Startup Engineers and Our Mistakes with MongoDB
MongoDB got rave reviews for its usability. But other features mattered too when choosing a database for a growing startup.
This is part two. You can read part one in this three part series here.
Building a startup is like eating nails. It requires insane levels of perseverance, tolerance for ambiguity, and a strong work ethic. There are critical internal debates to ensure the team is on the right track. What feature should we build next? How will we attract more users? How will we get revenue or funding to keep the lights on?
In early 2012, I heard a much different startup debate: should we switch our database to MongoDB? This company had chosen Postgres, a "traditional" relational database. Now, their lead engineer was adamant that switching to MongoDB was critical for success.
A number of top companies (Etsy, Foursquare, and many other startups) were "using"1 it, and his recent meetups and friends all indicated that MongoDB was the future. The developer especially cited future scaling needs, the coming obsolescence of SQL, and engineer recruiting. He proposed to integrate MongoDB at the cost of several weeks of the roadmap for his tiny team.
Sadly, he misestimated how much work the still evolving MongoDB would take to learn and integrate, costing much more time than he realized. And even if the company was tremendously successful, the scale provided by most NoSQL databases would be immaterial, given his company's product. Just as importantly, he didn't know the tradeoffs he was making by choosing MongoDB.
In this case, the cost was relatively painless: simply a few wasted weeks and thousands of investor dollars. On the other hand, I know a number of teams that had much more challenging issues.

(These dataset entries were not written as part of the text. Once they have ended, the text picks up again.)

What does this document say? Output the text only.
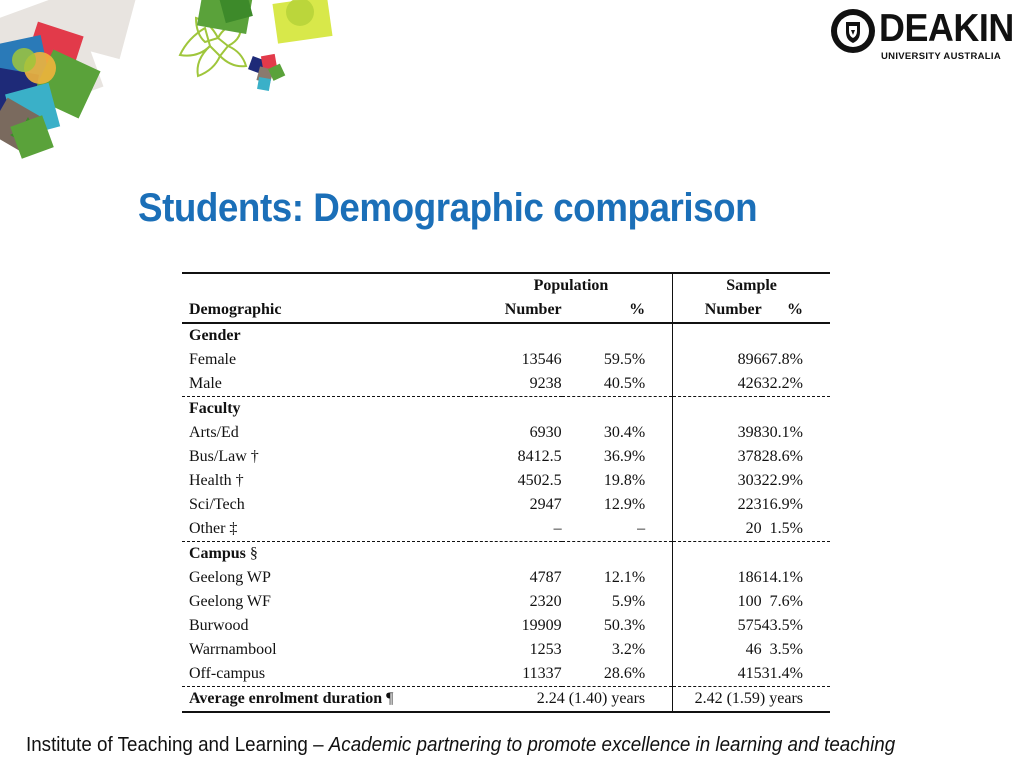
DEAKIN
UNIVERSITY AUSTRALIA
Students: Demographic comparison
	Population		Sample	
Demographic	Number	%	Number	%
Gender				
Female	13546	59.5%	896	67.8%
Male	9238	40.5%	426	32.2%
Faculty				
Arts/Ed	6930	30.4%	398	30.1%
Bus/Law †	8412.5	36.9%	378	28.6%
Health †	4502.5	19.8%	303	22.9%
Sci/Tech	2947	12.9%	223	16.9%
Other ‡	–	–	20	1.5%
Campus §				
Geelong WP	4787	12.1%	186	14.1%
Geelong WF	2320	5.9%	100	7.6%
Burwood	19909	50.3%	575	43.5%
Warrnambool	1253	3.2%	46	3.5%
Off-campus	11337	28.6%	415	31.4%
Average enrolment duration ¶	2.24 (1.40) years		2.42 (1.59) years	
Institute of Teaching and Learning – Academic partnering to promote excellence in learning and teaching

In Part 1, we looked at how the NoSQL hype enabled the early success of MongoDB. Now, let's look at MongoDB's benefits and the mistakes some startup developers made when choosing MongoDB in 2012. Understanding past issues can give us context about how to make better engineering decisions in the future.
The Benefits of Mongo in the early 2010s
10gen's key contributions to databases — and to our industry — was their laser focus on four critical things: onboarding, usability, libraries and support. For startup teams, these were important factors in choosing MongoDB — and a key reason for its powerful word of mouth.
Their support team was smart, responsive and plain nice, with 10gen correctly seeing the quality of their support as a key strength ("Support is the new marketing"). Typifying their support mindset and desire to understand user concerns, MongoDB's CTO and cofounder Eliot Horowitz was gracious in providing perspectives and answering questions as part of this series. And their engineers, technical writers, and designers created documentation and libraries that were a pleasure to read and use.
And yet, when choosing a database for a growing startup, startup engineers should have also weighed other considerations.
Mistakes with Mongo
This work is licensed under a Creative Commons Attribution-NonCommercial 4.0 International License. Feel free to remix or share it.
The importance of schemas, relationships, and transactions
In 2012, critical needs that startup engineers often ignored included:
- Schemas: Schemaless does not mean no schema; instead, it means an implicit schema in the app (a particularly challenging misnomer for anyone outside our industry)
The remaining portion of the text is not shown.